# National March for Sex Workers Rights



## skiptown (Nov 11, 2008)

I am hoping I'll be able to swing going to this even though I'm supposed to leave for Peru a week later from the opposite coast.... I want to alert our community to this event and urge folks to go regardless of whether or not you personally are a sex worker. 

posted from the SWOP website (http://www.swopusa.org/drupal/index.php?q=)

Dec. 17, 2008
Meet at Franklin Square (14st NW & Eye ST NW) near McPherson Square Station for rally and speeches.
March Gathers at noon.
March ends at The White House (1600 Pennsylvania AVE) about 3 blocks away.

Join the Sex Workers Outreach Project (SWOP-USA) as we march on Washington to demand rights for all sex workers! On Wednesday, December 17, 2008, advocates from across the nation will converge to mark the International Day to End Violence Against Sex Workers. Together, we will take a stand for justice, dignity, and the freedom to do sex work safely and in dignity. We are calling for an end to the unjust laws, policing, shaming and stigma that oppress our communities and make us targets for violence. At this vibrant event, we will both honor the lives lost in 2008 and celebrate our vital movement.
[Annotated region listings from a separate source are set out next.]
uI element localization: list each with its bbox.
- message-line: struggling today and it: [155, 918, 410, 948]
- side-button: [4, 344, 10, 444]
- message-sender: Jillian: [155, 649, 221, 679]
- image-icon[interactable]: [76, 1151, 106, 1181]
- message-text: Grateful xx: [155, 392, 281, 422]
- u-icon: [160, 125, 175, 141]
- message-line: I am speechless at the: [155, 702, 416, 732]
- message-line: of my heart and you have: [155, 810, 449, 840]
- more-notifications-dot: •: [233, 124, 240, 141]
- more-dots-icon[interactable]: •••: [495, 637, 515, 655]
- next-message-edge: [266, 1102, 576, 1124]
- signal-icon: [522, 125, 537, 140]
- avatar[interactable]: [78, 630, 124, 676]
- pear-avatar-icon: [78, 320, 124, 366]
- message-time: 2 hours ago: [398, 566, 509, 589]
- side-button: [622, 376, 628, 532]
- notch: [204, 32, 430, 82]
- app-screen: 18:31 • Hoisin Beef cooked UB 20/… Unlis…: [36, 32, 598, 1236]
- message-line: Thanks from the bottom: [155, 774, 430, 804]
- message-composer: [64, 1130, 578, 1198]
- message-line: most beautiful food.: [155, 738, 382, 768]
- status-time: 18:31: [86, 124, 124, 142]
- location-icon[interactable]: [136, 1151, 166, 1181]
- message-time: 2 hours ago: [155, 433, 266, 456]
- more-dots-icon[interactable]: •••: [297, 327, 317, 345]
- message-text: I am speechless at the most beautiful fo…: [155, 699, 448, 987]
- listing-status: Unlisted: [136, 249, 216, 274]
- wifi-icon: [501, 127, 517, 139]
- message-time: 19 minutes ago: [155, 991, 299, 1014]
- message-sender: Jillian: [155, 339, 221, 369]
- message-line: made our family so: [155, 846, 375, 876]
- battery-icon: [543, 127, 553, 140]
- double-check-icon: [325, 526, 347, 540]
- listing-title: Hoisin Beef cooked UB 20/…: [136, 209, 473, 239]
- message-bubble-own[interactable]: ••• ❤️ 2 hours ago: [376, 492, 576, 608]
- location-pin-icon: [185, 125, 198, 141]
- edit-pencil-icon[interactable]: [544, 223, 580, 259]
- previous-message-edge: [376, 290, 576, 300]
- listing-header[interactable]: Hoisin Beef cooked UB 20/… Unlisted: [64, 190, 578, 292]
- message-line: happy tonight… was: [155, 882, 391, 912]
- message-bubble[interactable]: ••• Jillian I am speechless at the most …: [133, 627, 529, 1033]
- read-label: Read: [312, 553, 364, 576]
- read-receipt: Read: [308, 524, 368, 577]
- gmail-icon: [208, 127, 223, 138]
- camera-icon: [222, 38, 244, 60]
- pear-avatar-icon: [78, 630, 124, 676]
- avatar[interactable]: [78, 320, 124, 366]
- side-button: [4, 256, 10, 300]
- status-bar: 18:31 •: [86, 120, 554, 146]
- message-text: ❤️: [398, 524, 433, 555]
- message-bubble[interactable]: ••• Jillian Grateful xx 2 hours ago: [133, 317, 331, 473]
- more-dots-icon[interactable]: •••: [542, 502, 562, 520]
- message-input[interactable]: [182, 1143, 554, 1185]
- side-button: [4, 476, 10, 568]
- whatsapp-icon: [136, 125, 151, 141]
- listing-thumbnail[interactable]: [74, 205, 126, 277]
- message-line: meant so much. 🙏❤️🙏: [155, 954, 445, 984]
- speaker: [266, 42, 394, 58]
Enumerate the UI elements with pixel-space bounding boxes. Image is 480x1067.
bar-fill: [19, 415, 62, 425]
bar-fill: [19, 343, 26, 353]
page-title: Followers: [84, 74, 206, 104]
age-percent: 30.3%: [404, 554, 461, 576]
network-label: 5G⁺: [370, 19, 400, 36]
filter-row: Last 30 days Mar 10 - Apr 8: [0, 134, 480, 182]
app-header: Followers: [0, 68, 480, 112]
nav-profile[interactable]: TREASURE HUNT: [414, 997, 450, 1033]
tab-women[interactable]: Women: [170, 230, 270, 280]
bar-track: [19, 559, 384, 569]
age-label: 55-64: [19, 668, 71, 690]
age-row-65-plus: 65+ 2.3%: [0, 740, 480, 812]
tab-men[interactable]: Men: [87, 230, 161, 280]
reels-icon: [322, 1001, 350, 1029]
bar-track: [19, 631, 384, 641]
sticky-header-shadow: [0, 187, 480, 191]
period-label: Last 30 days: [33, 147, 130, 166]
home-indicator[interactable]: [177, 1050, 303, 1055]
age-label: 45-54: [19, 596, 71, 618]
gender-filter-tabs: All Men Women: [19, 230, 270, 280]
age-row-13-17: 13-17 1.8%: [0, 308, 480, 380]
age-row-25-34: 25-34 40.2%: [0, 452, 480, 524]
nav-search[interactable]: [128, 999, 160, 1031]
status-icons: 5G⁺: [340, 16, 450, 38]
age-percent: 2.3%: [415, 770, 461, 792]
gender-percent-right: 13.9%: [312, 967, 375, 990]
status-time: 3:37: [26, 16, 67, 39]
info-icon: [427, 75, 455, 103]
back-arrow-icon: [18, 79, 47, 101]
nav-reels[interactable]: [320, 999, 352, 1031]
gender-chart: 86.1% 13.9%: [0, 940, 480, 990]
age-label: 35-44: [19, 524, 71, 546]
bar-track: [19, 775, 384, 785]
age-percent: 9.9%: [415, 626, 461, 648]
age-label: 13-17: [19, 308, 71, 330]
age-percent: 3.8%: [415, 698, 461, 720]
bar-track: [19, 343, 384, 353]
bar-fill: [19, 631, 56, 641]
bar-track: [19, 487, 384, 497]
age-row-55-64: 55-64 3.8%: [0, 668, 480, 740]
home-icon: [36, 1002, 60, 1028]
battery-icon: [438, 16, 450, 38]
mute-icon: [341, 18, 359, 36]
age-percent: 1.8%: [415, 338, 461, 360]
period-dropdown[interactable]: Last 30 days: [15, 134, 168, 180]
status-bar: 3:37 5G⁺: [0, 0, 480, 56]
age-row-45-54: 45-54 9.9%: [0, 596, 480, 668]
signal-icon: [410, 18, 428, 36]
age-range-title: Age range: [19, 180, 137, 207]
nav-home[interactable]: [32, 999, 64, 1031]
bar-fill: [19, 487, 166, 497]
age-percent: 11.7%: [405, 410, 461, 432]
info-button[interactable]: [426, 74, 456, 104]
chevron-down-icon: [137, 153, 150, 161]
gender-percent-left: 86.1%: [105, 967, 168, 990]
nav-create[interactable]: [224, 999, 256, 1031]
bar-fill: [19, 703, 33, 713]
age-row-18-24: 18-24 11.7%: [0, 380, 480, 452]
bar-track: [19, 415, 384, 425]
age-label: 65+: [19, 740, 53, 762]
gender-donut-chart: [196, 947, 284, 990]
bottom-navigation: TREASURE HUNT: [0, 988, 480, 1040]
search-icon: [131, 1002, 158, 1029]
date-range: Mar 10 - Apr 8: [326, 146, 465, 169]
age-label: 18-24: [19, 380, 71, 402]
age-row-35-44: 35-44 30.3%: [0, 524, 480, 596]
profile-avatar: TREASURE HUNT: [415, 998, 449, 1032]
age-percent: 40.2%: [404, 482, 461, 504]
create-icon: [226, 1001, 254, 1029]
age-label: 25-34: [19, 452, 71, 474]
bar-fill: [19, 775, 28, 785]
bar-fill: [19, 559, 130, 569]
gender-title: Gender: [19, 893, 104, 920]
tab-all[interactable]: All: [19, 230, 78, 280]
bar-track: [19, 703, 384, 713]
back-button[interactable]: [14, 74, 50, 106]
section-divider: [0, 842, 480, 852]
December 17th is International Day to End Violence Against Sex Workers. This event was created to call attention to hate crimes committed against sex workers all over the globe. Originally thought of by Dr. Annie Sprinkle and started by the Sex Workers Outreach Project USA as a memorial and vigil for the victims of the Green River Killer in Seattle Washington. International Day to End Violence Against Sex Workers has empowered workers from over cities around the world to come together and organize against discrimination and remember victims of violence. During the week of December 17th, sex worker rights organizations will be staging actions and vigils to raise awareness about violence that is commonly committed against sex workers. The assault, battery, rape and murder of sex workers must end. Existing laws prevent sex workers from reporting violence. The stigma and discrimination that is perpetuated by the prohibitionist laws has made violence against us acceptable. Please join with sex workers around the world and stand against criminalization and violence committed against prostitutes.


----------